Any time there's at least a moderate amount of movement in the overnight session, a consensus typically emerges as to the key driver of said movement. This involves a majority of journalists and analysts simply regurgitating the opinions of the earliest coverage in many cases, or simply forcing a connection between the top news headlines and the market. That all works out just fine when the early coverage nails it, but in cases like today, it leaves people like raising an eyebrow.
If we want to jump on the bandwagon, we could simply say that market optimism over the fast-tracking of Pfizer's covid vaccine in both the UK and US has traders favoring stocks and shunning bonds. That would be quite miraculous considering the news in question was out yesterday yet no one in Asia or Europe thought to trade accordingly until just after the European PMI data was released this morning. Gosh, that almost makes it seem like it might have been a market reaction to the PMI data?!
At the very least, we can conclude the overnight move was more complicated than "vaccine approval progress = risk-on." This is 100% confirmed by the fact that EU stock indices are now back below their opening levels even as bond yields--both at home and abroad--remain slightly elevated.
Then there's the fact that all of the above is occurring in one small page of a much larger book. In fact, we're left with a different takeaway each time we zoom out from these intraday movements. Let's widen the view moderately to start. Doing so suggests today's trading session still falls inside a "post-vaccine correction" that was kicked off by the "vaccine reaction" 2 Mondays ago (when Pfizer's 90%+ efficacy results were announced).
All of the trends highlighted above would seem fairly well-defined and well-justified, but zooming out to an even wider view suggests they're all taking place inside an even broader trend. To use a highly technical classification system, we'll refer to this trend as "nope... things aren't great but life can definitely go on." This is distinctly different than the "or maybe not" trend that preceded it, but basically just an extended version of the "ok, maybe life will go on" trend that followed the initial covid panic.

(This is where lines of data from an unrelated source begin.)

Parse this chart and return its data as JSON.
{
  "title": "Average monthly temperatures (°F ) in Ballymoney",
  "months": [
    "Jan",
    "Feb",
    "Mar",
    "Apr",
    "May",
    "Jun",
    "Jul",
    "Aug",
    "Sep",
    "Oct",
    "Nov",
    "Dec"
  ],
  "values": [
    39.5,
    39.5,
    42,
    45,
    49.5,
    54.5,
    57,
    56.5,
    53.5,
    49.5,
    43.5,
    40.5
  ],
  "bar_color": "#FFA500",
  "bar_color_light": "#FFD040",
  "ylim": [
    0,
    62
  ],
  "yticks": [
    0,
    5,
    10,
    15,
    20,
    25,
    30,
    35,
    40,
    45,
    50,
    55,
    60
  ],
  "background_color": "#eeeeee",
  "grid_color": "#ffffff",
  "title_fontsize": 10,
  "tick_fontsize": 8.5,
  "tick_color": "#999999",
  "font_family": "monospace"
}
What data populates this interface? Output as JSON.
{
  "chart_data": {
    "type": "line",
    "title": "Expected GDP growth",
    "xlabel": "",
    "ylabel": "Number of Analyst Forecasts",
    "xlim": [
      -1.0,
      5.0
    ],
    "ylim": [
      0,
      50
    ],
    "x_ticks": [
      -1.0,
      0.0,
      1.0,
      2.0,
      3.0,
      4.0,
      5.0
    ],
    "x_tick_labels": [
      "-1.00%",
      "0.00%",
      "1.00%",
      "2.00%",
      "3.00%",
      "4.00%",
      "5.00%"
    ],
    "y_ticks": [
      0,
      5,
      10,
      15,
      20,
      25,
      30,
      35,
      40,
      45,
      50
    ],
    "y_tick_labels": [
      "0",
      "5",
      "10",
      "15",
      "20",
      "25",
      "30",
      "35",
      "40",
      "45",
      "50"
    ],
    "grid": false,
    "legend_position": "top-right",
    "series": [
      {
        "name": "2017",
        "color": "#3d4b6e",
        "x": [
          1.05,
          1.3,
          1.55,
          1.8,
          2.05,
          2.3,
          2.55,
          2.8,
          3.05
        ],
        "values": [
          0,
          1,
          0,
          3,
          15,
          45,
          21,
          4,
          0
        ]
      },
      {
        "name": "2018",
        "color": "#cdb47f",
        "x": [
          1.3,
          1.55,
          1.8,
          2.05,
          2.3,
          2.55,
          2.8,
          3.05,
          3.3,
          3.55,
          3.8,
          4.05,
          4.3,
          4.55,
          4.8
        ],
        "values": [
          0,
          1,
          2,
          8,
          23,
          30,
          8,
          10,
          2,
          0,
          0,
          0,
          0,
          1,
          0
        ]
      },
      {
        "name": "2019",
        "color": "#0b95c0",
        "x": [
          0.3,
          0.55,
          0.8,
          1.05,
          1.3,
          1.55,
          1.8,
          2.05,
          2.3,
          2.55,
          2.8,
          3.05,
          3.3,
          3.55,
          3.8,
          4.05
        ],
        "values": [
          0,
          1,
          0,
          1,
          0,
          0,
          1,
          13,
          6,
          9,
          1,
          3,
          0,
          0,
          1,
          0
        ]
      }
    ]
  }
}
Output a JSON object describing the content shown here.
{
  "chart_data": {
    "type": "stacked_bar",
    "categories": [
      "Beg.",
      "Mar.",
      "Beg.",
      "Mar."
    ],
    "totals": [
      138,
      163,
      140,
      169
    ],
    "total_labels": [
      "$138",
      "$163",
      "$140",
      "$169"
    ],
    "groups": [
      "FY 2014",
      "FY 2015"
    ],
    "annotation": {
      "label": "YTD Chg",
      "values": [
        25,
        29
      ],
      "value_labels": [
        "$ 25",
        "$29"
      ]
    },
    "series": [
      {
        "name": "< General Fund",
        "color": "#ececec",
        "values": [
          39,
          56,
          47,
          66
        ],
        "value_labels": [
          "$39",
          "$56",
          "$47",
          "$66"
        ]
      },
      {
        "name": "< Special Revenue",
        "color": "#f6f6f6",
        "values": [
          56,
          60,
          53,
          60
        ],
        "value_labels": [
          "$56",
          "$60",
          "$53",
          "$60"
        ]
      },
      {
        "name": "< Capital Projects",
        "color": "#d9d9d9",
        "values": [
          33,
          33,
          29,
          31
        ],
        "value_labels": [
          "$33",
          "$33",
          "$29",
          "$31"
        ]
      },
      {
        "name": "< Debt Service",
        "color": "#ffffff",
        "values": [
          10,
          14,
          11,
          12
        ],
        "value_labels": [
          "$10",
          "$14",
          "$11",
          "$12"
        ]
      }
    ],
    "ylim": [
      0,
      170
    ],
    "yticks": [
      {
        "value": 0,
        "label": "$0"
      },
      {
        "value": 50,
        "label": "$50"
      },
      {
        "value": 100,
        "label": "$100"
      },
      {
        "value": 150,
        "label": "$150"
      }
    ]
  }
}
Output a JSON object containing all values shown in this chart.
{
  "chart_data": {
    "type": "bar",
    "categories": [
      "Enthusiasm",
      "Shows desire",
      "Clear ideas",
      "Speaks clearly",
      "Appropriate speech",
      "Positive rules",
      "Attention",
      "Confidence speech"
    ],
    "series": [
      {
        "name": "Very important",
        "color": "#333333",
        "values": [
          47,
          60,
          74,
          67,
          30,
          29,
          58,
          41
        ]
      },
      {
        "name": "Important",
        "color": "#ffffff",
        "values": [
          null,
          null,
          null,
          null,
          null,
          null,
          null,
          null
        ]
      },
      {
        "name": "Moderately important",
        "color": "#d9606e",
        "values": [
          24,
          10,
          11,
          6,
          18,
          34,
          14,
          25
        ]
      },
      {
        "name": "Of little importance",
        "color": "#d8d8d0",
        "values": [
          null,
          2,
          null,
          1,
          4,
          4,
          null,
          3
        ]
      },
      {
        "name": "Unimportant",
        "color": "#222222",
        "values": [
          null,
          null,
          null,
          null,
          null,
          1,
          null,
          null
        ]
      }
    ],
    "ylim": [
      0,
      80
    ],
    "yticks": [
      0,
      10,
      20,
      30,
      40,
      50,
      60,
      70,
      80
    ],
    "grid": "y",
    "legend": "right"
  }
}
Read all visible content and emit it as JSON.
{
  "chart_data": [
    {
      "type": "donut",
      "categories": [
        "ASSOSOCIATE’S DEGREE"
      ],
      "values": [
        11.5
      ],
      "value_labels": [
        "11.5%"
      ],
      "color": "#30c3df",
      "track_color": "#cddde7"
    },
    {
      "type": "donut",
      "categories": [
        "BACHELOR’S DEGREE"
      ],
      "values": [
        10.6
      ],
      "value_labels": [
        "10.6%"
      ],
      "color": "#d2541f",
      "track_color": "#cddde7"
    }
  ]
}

Given the current pace of covid case counts and increasing prevalence of lock-downs, the most recent trend would be hard-pressed to continue unabated into 2021, but if economic data holds up and case counts level-off, anything is possible. In the short term, I would avoid reading too much into anything that happens on Thanksgiving week in the bond market (unless we get an obvious bombshell, in which case, rest assured we'll be talking all about it).
Data is fairly limited this week with no true "top tier" reports. One might argue that the Fed Minutes release on Wednesday could be important, and while that is indeed the case, it's hard to trust a 2pm ET market reaction the day before Thanksgiving. The only other major development of note will be the release of new conforming loan limits tomorrow.